Я вспомнила пухлую ручку Леонида Борисыча и вяло пожала плечами.
– Вот как? А между прочим, многие в нашем городе о таком даже и мечтать не могут, – среагировал на мой жест Сидорчук.
– Я вообще не мечтаю, – огрызнулась я, – не мой профиль.
– Это к делу не относится, – сказал Иван Петрович, – давайте обсудим детали.
Обсуждение заняло полчаса.
В мои обязанности входило: присутствовать в непосредственной близости от Леонида Борисовича Симбирцева с семи утра до двадцати вечера, оберегать его персону и хранить тайну о роде моей деятельности.
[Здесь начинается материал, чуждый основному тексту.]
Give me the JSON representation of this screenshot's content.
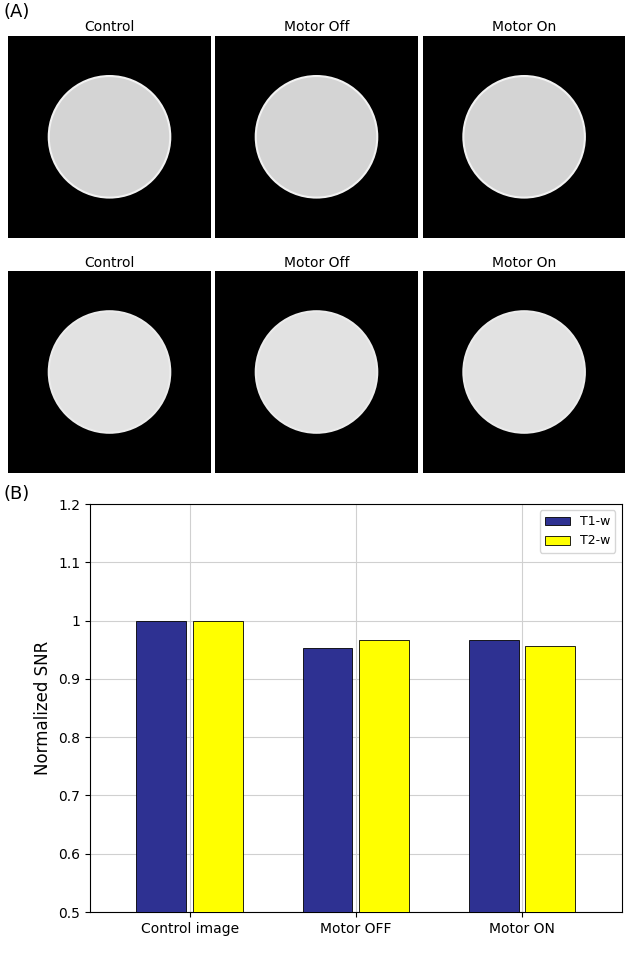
{
  "panel_a": {
    "label": "(A)",
    "rows": [
      {
        "titles": [
          "Control",
          "Motor Off",
          "Motor On"
        ]
      },
      {
        "titles": [
          "Control",
          "Motor Off",
          "Motor On"
        ]
      }
    ]
  },
  "panel_b": {
    "label": "(B)"
  },
  "chart_data": {
    "type": "bar",
    "y_label": "Normalized SNR",
    "categories": [
      "Control image",
      "Motor OFF",
      "Motor ON"
    ],
    "series": [
      {
        "name": "T1-w",
        "color": "#2e3192",
        "values": [
          1.0,
          0.953,
          0.967
        ]
      },
      {
        "name": "T2-w",
        "color": "#ffff00",
        "values": [
          1.0,
          0.967,
          0.957
        ]
      }
    ],
    "ylim": [
      0.5,
      1.2
    ],
    "yticks": [
      0.5,
      0.6,
      0.7,
      0.8,
      0.9,
      1,
      1.1,
      1.2
    ],
    "grid": true,
    "legend": "upper right"
  }
}
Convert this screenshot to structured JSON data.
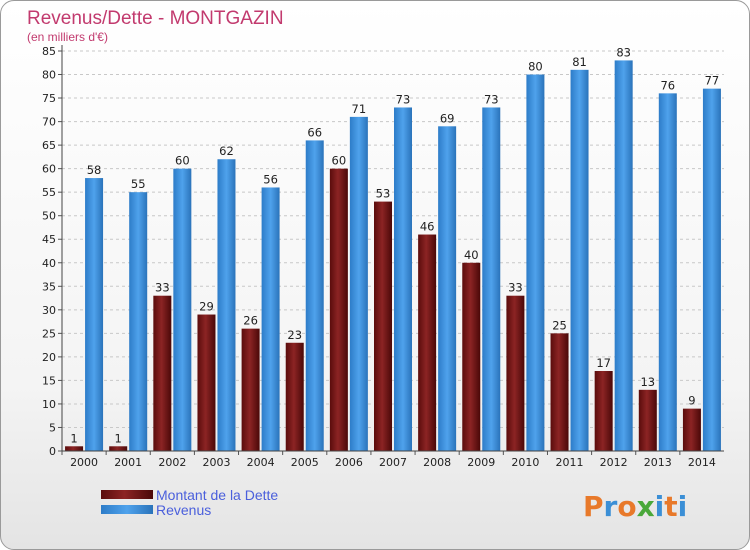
{
  "colors": {
    "dette": "#7a1616",
    "revenus": "#3a8fdb",
    "title": "#c23a6e",
    "legend": "#4a5fdc"
  },
  "chart_data": {
    "type": "bar",
    "title": "Revenus/Dette - MONTGAZIN",
    "subtitle": "(en milliers d'€)",
    "categories": [
      "2000",
      "2001",
      "2002",
      "2003",
      "2004",
      "2005",
      "2006",
      "2007",
      "2008",
      "2009",
      "2010",
      "2011",
      "2012",
      "2013",
      "2014"
    ],
    "series": [
      {
        "name": "Montant de la Dette",
        "values": [
          1,
          1,
          33,
          29,
          26,
          23,
          60,
          53,
          46,
          40,
          33,
          25,
          17,
          13,
          9
        ]
      },
      {
        "name": "Revenus",
        "values": [
          58,
          55,
          60,
          62,
          56,
          66,
          71,
          73,
          69,
          73,
          80,
          81,
          83,
          76,
          77
        ]
      }
    ],
    "ylim": [
      0,
      85
    ],
    "yticks": [
      0,
      5,
      10,
      15,
      20,
      25,
      30,
      35,
      40,
      45,
      50,
      55,
      60,
      65,
      70,
      75,
      80,
      85
    ],
    "grid": "horizontal-dashed",
    "legend_position": "bottom-left"
  },
  "logo": {
    "letters": [
      "P",
      "r",
      "o",
      "x",
      "i",
      "t",
      "i"
    ]
  }
}
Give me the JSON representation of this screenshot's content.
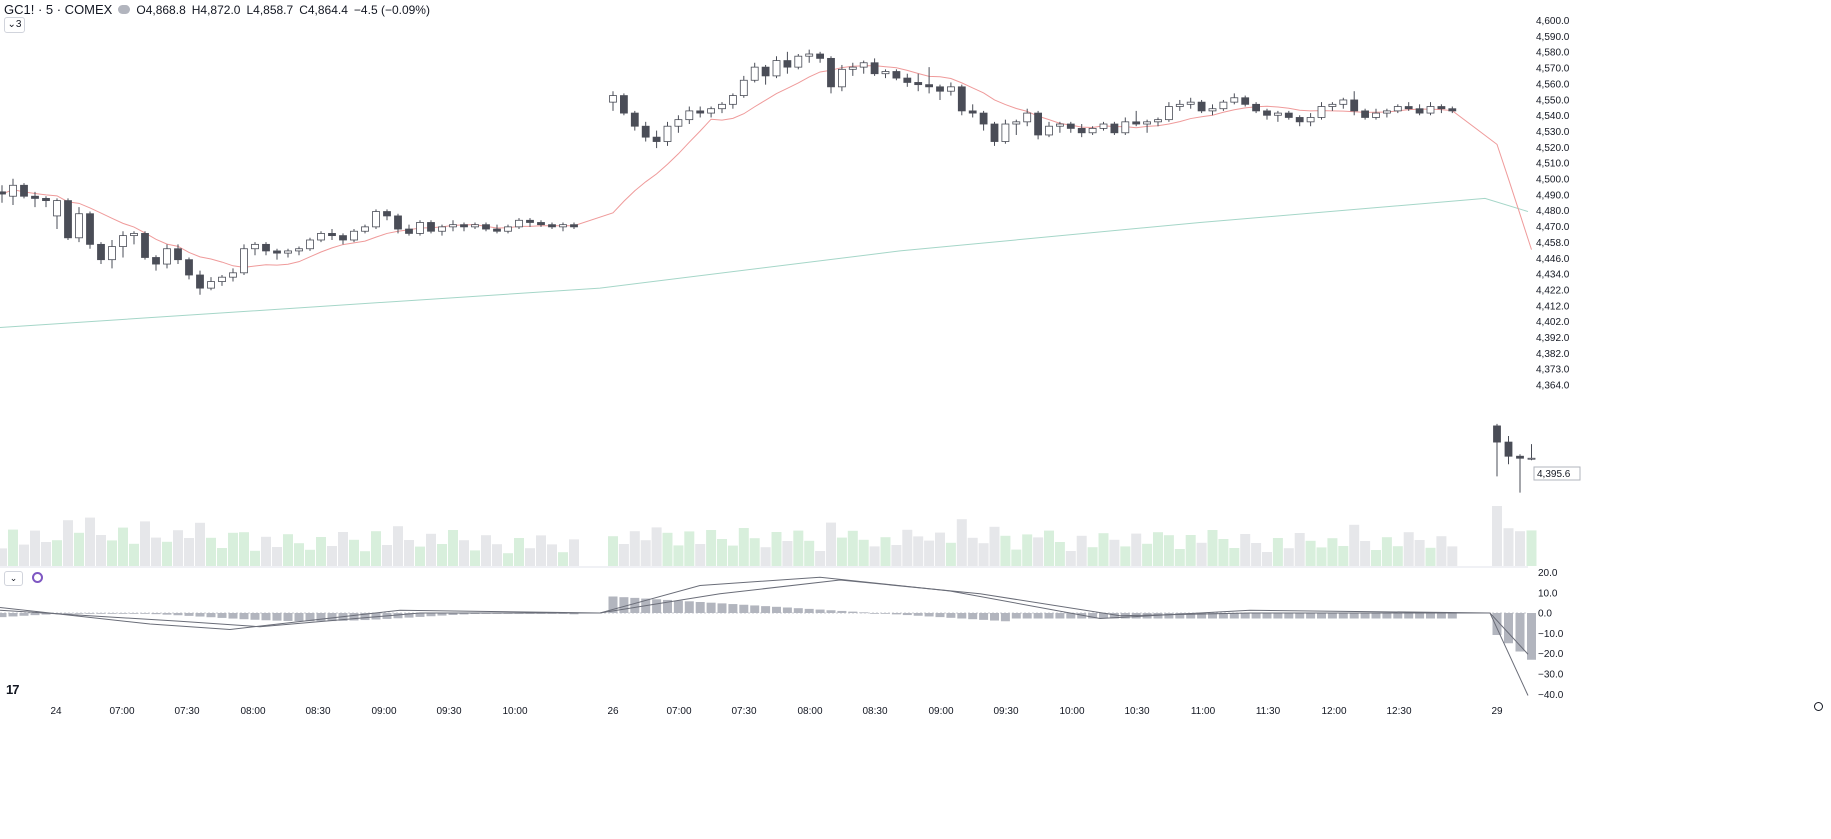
{
  "header": {
    "symbol": "GC1! · 5 · COMEX",
    "open_label": "O",
    "open": "4,868.8",
    "high_label": "H",
    "high": "4,872.0",
    "low_label": "L",
    "low": "4,858.7",
    "close_label": "C",
    "close": "4,864.4",
    "change": "−4.5 (−0.09%)",
    "indicator_count": "3"
  },
  "branding": {
    "logo_text": "17"
  },
  "colors": {
    "candle_up_fill": "#ffffff",
    "candle_down_fill": "#4a4d57",
    "candle_border": "#4a4d57",
    "ma_fast": "#ef9a9a",
    "ma_fast_alt": "#90b4f0",
    "ma_slow": "#a5d6c8",
    "volume_up": "#d8efdc",
    "volume_down": "#e6e7ea",
    "macd_line": "#6a6d78",
    "macd_hist": "#b2b5be"
  },
  "chart_data": {
    "type": "candlestick",
    "symbol": "GC1!",
    "interval": "5",
    "exchange": "COMEX",
    "x_ticks": [
      "24",
      "07:00",
      "07:30",
      "08:00",
      "08:30",
      "09:00",
      "09:30",
      "10:00",
      "26",
      "07:00",
      "07:30",
      "08:00",
      "08:30",
      "09:00",
      "09:30",
      "10:00",
      "10:30",
      "11:00",
      "11:30",
      "12:00",
      "12:30",
      "29"
    ],
    "price_axis_ticks": [
      "4,600.0",
      "4,590.0",
      "4,580.0",
      "4,570.0",
      "4,560.0",
      "4,550.0",
      "4,540.0",
      "4,530.0",
      "4,520.0",
      "4,510.0",
      "4,500.0",
      "4,490.0",
      "4,480.0",
      "4,470.0",
      "4,458.0",
      "4,446.0",
      "4,434.0",
      "4,422.0",
      "4,412.0",
      "4,402.0",
      "4,392.0",
      "4,382.0",
      "4,373.0",
      "4,364.0"
    ],
    "last_price_label": "4,395.6",
    "macd_axis_ticks": [
      "20.0",
      "10.0",
      "0.0",
      "−10.0",
      "−20.0",
      "−30.0",
      "−40.0"
    ],
    "macd_ylim": [
      -40,
      20
    ],
    "grid": false,
    "segments": [
      {
        "name_tick": "24",
        "candles": [
          [
            4521,
            4524,
            4516,
            4520
          ],
          [
            4519,
            4527,
            4515,
            4524
          ],
          [
            4524,
            4525,
            4518,
            4519
          ],
          [
            4519,
            4521,
            4514,
            4518
          ],
          [
            4518,
            4519,
            4514,
            4517
          ],
          [
            4510,
            4518,
            4504,
            4517
          ],
          [
            4517,
            4518,
            4499,
            4500
          ],
          [
            4500,
            4514,
            4498,
            4511
          ],
          [
            4511,
            4512,
            4495,
            4497
          ],
          [
            4497,
            4498,
            4488,
            4490
          ],
          [
            4490,
            4499,
            4486,
            4496
          ],
          [
            4496,
            4503,
            4491,
            4501
          ],
          [
            4501,
            4503,
            4497,
            4502
          ],
          [
            4502,
            4503,
            4490,
            4491
          ],
          [
            4491,
            4492,
            4485,
            4488
          ],
          [
            4488,
            4497,
            4486,
            4495
          ],
          [
            4495,
            4497,
            4488,
            4490
          ],
          [
            4490,
            4491,
            4481,
            4483
          ],
          [
            4483,
            4485,
            4474,
            4477
          ],
          [
            4477,
            4482,
            4476,
            4480
          ],
          [
            4480,
            4483,
            4478,
            4482
          ],
          [
            4482,
            4486,
            4480,
            4484
          ],
          [
            4484,
            4497,
            4483,
            4495
          ],
          [
            4495,
            4498,
            4492,
            4497
          ],
          [
            4497,
            4498,
            4492,
            4494
          ],
          [
            4494,
            4495,
            4490,
            4493
          ],
          [
            4493,
            4495,
            4491,
            4494
          ],
          [
            4494,
            4496,
            4492,
            4495
          ],
          [
            4495,
            4500,
            4494,
            4499
          ],
          [
            4499,
            4503,
            4498,
            4502
          ],
          [
            4502,
            4504,
            4499,
            4501
          ],
          [
            4501,
            4502,
            4497,
            4499
          ],
          [
            4499,
            4504,
            4498,
            4503
          ],
          [
            4503,
            4506,
            4502,
            4505
          ],
          [
            4505,
            4513,
            4504,
            4512
          ],
          [
            4512,
            4513,
            4508,
            4510
          ],
          [
            4510,
            4511,
            4502,
            4504
          ],
          [
            4504,
            4506,
            4501,
            4502
          ],
          [
            4502,
            4508,
            4501,
            4507
          ],
          [
            4507,
            4508,
            4502,
            4503
          ],
          [
            4503,
            4506,
            4501,
            4505
          ],
          [
            4505,
            4508,
            4503,
            4506
          ],
          [
            4506,
            4507,
            4503,
            4505
          ],
          [
            4505,
            4507,
            4504,
            4506
          ],
          [
            4506,
            4507,
            4503,
            4504
          ],
          [
            4504,
            4506,
            4502,
            4503
          ],
          [
            4503,
            4506,
            4502,
            4505
          ],
          [
            4505,
            4509,
            4504,
            4508
          ],
          [
            4508,
            4509,
            4505,
            4507
          ],
          [
            4507,
            4508,
            4505,
            4506
          ],
          [
            4506,
            4507,
            4504,
            4505
          ],
          [
            4505,
            4507,
            4503,
            4506
          ],
          [
            4506,
            4507,
            4504,
            4505
          ]
        ]
      },
      {
        "name_tick": "26",
        "candles": [
          [
            4562,
            4567,
            4558,
            4565
          ],
          [
            4565,
            4566,
            4556,
            4557
          ],
          [
            4557,
            4558,
            4549,
            4551
          ],
          [
            4551,
            4553,
            4544,
            4546
          ],
          [
            4546,
            4549,
            4541,
            4544
          ],
          [
            4544,
            4553,
            4542,
            4551
          ],
          [
            4551,
            4556,
            4548,
            4554
          ],
          [
            4554,
            4560,
            4552,
            4558
          ],
          [
            4558,
            4560,
            4555,
            4557
          ],
          [
            4557,
            4560,
            4555,
            4559
          ],
          [
            4559,
            4562,
            4557,
            4561
          ],
          [
            4561,
            4566,
            4559,
            4565
          ],
          [
            4565,
            4574,
            4564,
            4572
          ],
          [
            4572,
            4580,
            4571,
            4578
          ],
          [
            4578,
            4579,
            4570,
            4574
          ],
          [
            4574,
            4583,
            4573,
            4581
          ],
          [
            4581,
            4585,
            4575,
            4578
          ],
          [
            4578,
            4584,
            4577,
            4583
          ],
          [
            4583,
            4586,
            4580,
            4584
          ],
          [
            4584,
            4585,
            4580,
            4582
          ],
          [
            4582,
            4583,
            4566,
            4569
          ],
          [
            4569,
            4579,
            4567,
            4577
          ],
          [
            4577,
            4580,
            4574,
            4578
          ],
          [
            4578,
            4581,
            4575,
            4580
          ],
          [
            4580,
            4582,
            4574,
            4575
          ],
          [
            4575,
            4577,
            4573,
            4576
          ],
          [
            4576,
            4577,
            4572,
            4573
          ],
          [
            4573,
            4575,
            4569,
            4571
          ],
          [
            4571,
            4575,
            4567,
            4570
          ],
          [
            4570,
            4578,
            4566,
            4569
          ],
          [
            4569,
            4570,
            4563,
            4567
          ],
          [
            4567,
            4571,
            4565,
            4569
          ],
          [
            4569,
            4570,
            4556,
            4558
          ],
          [
            4558,
            4561,
            4555,
            4557
          ],
          [
            4557,
            4558,
            4549,
            4552
          ],
          [
            4552,
            4553,
            4542,
            4544
          ],
          [
            4544,
            4554,
            4543,
            4552
          ],
          [
            4552,
            4554,
            4547,
            4553
          ],
          [
            4553,
            4559,
            4551,
            4557
          ],
          [
            4557,
            4558,
            4545,
            4547
          ],
          [
            4547,
            4553,
            4546,
            4551
          ],
          [
            4551,
            4553,
            4548,
            4552
          ],
          [
            4552,
            4553,
            4548,
            4550
          ],
          [
            4550,
            4552,
            4546,
            4548
          ],
          [
            4548,
            4551,
            4547,
            4550
          ],
          [
            4550,
            4553,
            4549,
            4552
          ],
          [
            4552,
            4553,
            4547,
            4548
          ],
          [
            4548,
            4555,
            4547,
            4553
          ],
          [
            4553,
            4558,
            4551,
            4552
          ],
          [
            4552,
            4554,
            4548,
            4553
          ],
          [
            4553,
            4555,
            4551,
            4554
          ],
          [
            4554,
            4562,
            4553,
            4560
          ],
          [
            4560,
            4563,
            4558,
            4561
          ],
          [
            4561,
            4564,
            4559,
            4562
          ],
          [
            4562,
            4563,
            4557,
            4558
          ],
          [
            4558,
            4561,
            4556,
            4559
          ],
          [
            4559,
            4563,
            4558,
            4562
          ],
          [
            4562,
            4566,
            4561,
            4564
          ],
          [
            4564,
            4565,
            4560,
            4561
          ],
          [
            4561,
            4562,
            4557,
            4558
          ],
          [
            4558,
            4559,
            4554,
            4556
          ],
          [
            4556,
            4558,
            4553,
            4557
          ],
          [
            4557,
            4558,
            4554,
            4555
          ],
          [
            4555,
            4556,
            4551,
            4553
          ],
          [
            4553,
            4557,
            4551,
            4555
          ],
          [
            4555,
            4562,
            4554,
            4560
          ],
          [
            4560,
            4562,
            4558,
            4561
          ],
          [
            4561,
            4564,
            4559,
            4563
          ],
          [
            4563,
            4567,
            4556,
            4558
          ],
          [
            4558,
            4559,
            4554,
            4555
          ],
          [
            4555,
            4559,
            4554,
            4557
          ],
          [
            4557,
            4559,
            4555,
            4558
          ],
          [
            4558,
            4561,
            4557,
            4560
          ],
          [
            4560,
            4562,
            4558,
            4559
          ],
          [
            4559,
            4561,
            4556,
            4557
          ],
          [
            4557,
            4562,
            4556,
            4560
          ],
          [
            4560,
            4561,
            4557,
            4559
          ],
          [
            4559,
            4560,
            4557,
            4558
          ]
        ]
      },
      {
        "name_tick": "29",
        "candles": [
          [
            4412,
            4413,
            4387,
            4404
          ],
          [
            4404,
            4407,
            4393,
            4397
          ],
          [
            4397,
            4398,
            4379,
            4396
          ],
          [
            4396,
            4403,
            4395,
            4396
          ]
        ]
      }
    ]
  }
}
За эту работу мне обещали платить тысячу долларов в неделю.
– Так вы согласны?
«В принципе, почему бы и нет? – подумала я. – На переводах, которые, кстати, не столь уж регулярны, я зарабатываю в пять раз меньше, а репетиторство начинает меня утомлять. И потом, эта работа хоть отчасти будет похожа на ту, к которой я готовилась столько лет…»
– Давайте попробуем недельку, – предложила я. – А там видно будет.
– График, конечно, плотный, – вздохнул Сидорчук, – но, как я понимаю, вы не очень-то связаны социально. И в личной жизни тоже…
– Это вам небось дорогие соседушки порассказали? – скривилась я.
– А как же, – развел руками Сидорчук. – У бабулек традиционный дефицит общения, вот и рады побазарить с первым встречным. Да вы, чай, и сами знаете. Учили небось контакты-то налаживать?
– Разумеется, – сухо сказала я. – Можете считать, что я согласна. Кстати, вы не забыли, что через минуту нас ждет Симбирцев?
Пока мы шли по узкому коридору из гостевой комнаты к кабинету, из-за стены слева слышались звуки радио. Какая-то местная коротковолновка передавала песню с последнего альбома «Битлз».
И с первыми же тактами музыки снова нахлынули воспоминания детства.
За те шесть шагов, которые мы с Сидорчуком прошли до двери босса, я успела вспомнить столько, что хватило бы на целый роман.
Говорят, что так много человек может вспомнить перед смертью. Могу на собственном опыте это подтвердить. Несмотря на то, что я до сих пор жива, тогда, в 1995-м, черный ангел смерти коснулся меня своим крылом, и я с тех пор кое-что знаю об этом.
– …Не может быть! – всплескивала руками мама. – Нет, вы только послушайте!
Это восклицание обращалось отнюдь не к заезженной пластинке с идиотской надписью «Вокально-инструментальный ансамбль», которая только что остановила свое кружение на резиновом диске проигрывателя.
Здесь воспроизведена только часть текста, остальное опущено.